What about the emerging Wolfbone play?
That is a new subplay in the very southern part of the Delaware Basin, the southern part of the Bone Spring, in Ward, Culberson, Reeves, and Pecos counties, maybe some in Loving County. The industry is drilling some vertical wells there. The completions are like the Bone Spring, with big fracs required and many frac stages.

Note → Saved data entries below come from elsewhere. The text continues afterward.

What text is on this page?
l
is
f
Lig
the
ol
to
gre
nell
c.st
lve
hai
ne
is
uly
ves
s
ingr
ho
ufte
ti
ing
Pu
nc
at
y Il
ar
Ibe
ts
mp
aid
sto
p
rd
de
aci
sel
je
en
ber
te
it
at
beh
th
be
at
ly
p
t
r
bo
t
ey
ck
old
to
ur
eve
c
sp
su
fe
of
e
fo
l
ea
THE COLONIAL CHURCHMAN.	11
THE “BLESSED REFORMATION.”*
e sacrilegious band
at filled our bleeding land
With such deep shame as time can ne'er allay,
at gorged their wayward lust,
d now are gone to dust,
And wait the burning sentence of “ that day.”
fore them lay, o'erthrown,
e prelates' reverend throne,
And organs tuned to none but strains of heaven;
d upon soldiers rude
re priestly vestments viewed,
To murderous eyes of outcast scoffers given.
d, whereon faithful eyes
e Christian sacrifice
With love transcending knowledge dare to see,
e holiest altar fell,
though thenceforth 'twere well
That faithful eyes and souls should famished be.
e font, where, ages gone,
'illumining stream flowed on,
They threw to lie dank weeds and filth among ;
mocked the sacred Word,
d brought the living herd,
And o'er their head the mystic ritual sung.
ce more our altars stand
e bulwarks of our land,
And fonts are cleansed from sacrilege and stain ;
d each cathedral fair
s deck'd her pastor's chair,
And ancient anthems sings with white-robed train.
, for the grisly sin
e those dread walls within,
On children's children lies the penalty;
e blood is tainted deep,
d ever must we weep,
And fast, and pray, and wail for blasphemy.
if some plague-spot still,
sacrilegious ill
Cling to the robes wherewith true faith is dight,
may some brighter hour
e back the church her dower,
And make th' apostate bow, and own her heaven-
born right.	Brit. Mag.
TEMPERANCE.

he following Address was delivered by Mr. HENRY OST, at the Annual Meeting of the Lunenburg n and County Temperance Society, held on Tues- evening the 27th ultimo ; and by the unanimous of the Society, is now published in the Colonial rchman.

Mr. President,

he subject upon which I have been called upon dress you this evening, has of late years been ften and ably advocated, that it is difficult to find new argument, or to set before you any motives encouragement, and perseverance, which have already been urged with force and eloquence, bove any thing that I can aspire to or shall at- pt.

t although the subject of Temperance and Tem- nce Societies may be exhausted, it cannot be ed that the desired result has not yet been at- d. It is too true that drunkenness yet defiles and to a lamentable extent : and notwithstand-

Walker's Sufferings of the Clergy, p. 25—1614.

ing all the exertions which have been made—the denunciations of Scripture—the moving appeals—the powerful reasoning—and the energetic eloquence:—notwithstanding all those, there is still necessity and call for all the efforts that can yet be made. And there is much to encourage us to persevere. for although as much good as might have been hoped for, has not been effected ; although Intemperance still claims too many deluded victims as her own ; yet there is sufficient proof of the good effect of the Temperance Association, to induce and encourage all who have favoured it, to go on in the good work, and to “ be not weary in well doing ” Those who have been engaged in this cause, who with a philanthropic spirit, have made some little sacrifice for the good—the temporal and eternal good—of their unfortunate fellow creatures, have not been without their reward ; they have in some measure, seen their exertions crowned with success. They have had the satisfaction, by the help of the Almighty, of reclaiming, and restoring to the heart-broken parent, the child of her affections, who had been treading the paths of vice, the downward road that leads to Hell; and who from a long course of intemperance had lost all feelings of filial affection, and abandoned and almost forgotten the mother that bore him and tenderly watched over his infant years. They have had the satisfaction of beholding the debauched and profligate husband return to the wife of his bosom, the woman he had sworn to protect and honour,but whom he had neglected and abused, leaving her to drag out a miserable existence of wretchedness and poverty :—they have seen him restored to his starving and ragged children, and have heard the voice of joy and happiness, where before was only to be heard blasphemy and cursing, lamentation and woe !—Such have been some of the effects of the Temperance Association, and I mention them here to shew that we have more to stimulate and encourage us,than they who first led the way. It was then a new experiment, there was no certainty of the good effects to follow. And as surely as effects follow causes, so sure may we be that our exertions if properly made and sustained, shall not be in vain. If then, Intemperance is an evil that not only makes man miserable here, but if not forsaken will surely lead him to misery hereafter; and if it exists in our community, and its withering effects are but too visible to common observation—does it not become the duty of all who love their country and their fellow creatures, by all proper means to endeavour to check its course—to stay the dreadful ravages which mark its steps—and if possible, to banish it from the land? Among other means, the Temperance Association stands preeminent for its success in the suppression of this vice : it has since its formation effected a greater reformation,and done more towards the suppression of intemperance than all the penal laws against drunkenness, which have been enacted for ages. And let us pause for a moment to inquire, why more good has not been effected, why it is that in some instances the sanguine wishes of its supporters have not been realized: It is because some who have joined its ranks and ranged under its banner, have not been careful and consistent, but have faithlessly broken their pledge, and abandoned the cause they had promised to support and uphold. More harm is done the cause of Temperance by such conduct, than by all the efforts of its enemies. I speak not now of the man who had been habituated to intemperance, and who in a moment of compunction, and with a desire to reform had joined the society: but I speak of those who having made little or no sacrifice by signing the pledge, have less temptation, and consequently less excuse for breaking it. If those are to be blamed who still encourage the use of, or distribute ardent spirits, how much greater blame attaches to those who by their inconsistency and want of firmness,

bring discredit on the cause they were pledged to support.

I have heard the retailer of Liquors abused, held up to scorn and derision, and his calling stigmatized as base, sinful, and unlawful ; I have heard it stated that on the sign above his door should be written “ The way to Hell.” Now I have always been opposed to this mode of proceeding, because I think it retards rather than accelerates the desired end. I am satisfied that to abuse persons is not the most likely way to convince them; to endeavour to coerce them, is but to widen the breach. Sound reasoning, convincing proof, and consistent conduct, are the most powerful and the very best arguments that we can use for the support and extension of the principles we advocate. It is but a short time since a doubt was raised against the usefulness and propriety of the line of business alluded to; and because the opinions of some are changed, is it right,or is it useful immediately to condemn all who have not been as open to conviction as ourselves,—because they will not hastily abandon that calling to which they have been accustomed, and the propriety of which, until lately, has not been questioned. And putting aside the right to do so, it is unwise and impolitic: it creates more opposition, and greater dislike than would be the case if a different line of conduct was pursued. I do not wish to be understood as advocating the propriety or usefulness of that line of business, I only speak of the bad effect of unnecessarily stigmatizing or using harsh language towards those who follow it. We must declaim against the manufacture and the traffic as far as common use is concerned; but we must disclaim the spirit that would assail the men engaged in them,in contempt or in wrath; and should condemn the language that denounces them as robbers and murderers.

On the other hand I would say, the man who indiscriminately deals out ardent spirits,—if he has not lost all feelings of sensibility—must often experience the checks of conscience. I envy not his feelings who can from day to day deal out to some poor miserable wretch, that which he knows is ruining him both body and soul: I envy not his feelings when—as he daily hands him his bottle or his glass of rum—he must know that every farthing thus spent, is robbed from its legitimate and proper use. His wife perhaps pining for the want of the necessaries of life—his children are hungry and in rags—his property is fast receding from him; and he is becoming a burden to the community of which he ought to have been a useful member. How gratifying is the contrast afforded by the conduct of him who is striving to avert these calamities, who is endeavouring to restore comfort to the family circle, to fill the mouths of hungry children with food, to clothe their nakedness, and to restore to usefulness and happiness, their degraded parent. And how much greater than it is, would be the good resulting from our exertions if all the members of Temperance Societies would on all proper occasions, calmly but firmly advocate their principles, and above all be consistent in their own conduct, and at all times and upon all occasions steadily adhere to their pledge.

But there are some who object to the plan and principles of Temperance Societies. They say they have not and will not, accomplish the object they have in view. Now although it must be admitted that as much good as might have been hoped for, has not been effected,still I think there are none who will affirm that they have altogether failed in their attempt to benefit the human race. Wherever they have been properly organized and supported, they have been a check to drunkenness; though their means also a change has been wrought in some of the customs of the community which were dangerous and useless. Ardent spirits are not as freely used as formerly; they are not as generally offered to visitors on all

With all this new oil development, will there be enough take-away capacity?
There’s plenty available in the Yeso, but the Delaware Basin is not as highly developed as the Central Basin Platform part of the Greater Permian, so industry is rushing to build more infrastructure, mainly gas-processing capacity.

Natural gas liquids (NGLs) are a hot topic these days. Do you foresee a glut?
A lot of our peer companies are gas producers who don’t like to talk about their gas because of the low prices, so they talk about the liquids component to their production. We have ample take-away capacity. When we model the value of our NGLs, our assumption is the price will come down some – back to historic levels from their current premium.

We sell a wet gas stream at a premium to NYMEX of about 140% or 150% of the NYMEX gas price. But we are modeling 105% to 120%.

Why the Marbob deal?
That has been our highest-priority acquisition activity for three years. In 2006, we acquired the Chase properties, and as soon as we closed that, we started talking to the Gray family about selling their half.

It’s a perfect fit for us. Roughly half the assets are in the Yeso Trend area. It’s a 30-mile (48-km) long field, and we have contiguous leasehold on that now. The other major asset was all the Bone Spring locations. This could be 100 MMbbl of unproved reserves and more than 1,000 locations. When it closes, we’ll be operating 30 rigs in the Permian Basin and making over 50,000 b/d. With the Marbob employees, we’ll have 420 people, so we are doing our part to reduce unemployment.

What about service costs?
They have bottomed out, and now there is upward pressure. But this is oily drilling, and as drilling slows down in some of the gas shales, rigs and crews, and completion equipment are moving to the Permian because their profitability is better here. It may be counter-intuitive, but a moderately weak gas price and a moderately good oil price are perfect for us.

What is amazing to me is that none of these plays we are building this company around were around 10 years ago because of the changes in technology. These are the highest profit margins I can remember, ever, even in the go-go ‘80s. I think the Permian is still a great place, as evidenced by these great new plays. A lot of new competition is coming to town as a result.